電車の中でもスマホを見ていたり、ゲームをやっている人も多い。何もしていないと暇でつまらないのも共感できますが、常に脳を動かそうとしてしまう。

 ただそれは、必ずしも正解ではありません。ボーッとしながら「頭を使っていない」と思う時でも、実は私たちの脳は働いています。物事を考えたり集中したりしている時とはまた違う、脳の別の部分がフル稼働しているのです。

 しかも、そうした頭の「アイドリング状態」の時に働いている脳の部分が、非常に重要な働きをしていることがわかってきました。

 例えば、クリエイティブに考えたりする脳の力は、その部分をいかにうまく動かせるかにかかっていたりするのです。

 だから、ボーッとする時間がないということは、使うべき脳の一部を使っていないことになる。その結果、クリエイティブな思考など、現代に重要な力を身につけ損なっていることになってしまいます。

IT企業のトップパフォーマーは
52分やって17分休憩していた

 ですから、大人も子どもも、ボーッとする時間は意識的に作った方がいい。しっかり休憩すること、何もしない時間、もっと言えば、あえて「つまらない時間」を作るのが大事なのです。

 そしてそれには、休憩が欠かせない。回り続ける脳をクールダウンする時間が必要なのです。

 では、どれだけ集中して、どれだけ休憩するのが望ましいか。

 これまでに、いろいろな研究が報告されていますが、おおよそどの研究を見ても、30分から2時間くらい集中したあと、10分から30分くらいの休憩を取るのがベストであるとしています。

 例えば、あるアメリカのIT会社の調査では、「52分やって17分休憩」などと具体的な数字が示されました。
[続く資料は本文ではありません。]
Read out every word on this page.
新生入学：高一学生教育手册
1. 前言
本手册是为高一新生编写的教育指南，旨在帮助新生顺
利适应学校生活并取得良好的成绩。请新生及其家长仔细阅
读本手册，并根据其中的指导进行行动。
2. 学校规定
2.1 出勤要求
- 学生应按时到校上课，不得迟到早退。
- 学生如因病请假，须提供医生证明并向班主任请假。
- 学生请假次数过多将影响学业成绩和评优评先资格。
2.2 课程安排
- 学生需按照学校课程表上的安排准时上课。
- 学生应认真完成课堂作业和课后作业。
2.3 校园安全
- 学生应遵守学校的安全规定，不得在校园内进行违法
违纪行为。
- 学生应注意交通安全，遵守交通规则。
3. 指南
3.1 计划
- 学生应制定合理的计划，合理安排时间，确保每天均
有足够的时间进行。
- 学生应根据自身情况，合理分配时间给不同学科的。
これは、とあるIT企業のトップパフォーマー10%を集めて、その人たちのオンとオフの配分をデバイスによって追跡した平均値だということです。

 いかがでしょう。何事もぶっ通しでやり過ぎてはいいことはない。それを実感していただけるのではないでしょうか。

 ゲームは本来楽しいものなのに、「やっぱりゲームは良くない」「本来ならば本を読んだり、何か自分のためになることをやった方がいい」と思いながらゲームをやっている人たちがまだまだいます。

 しかし、改めて知ってほしいのは、必ずしも罪悪感を持たなくていいということです。

 ゲームには良い効能もあるのだ、ということ。スマホやゲームの、ネガティブキャンペーンに触れても、「本当に怖い。でもやめられない。どうしよう」などとむやみに悩まなくていいのです。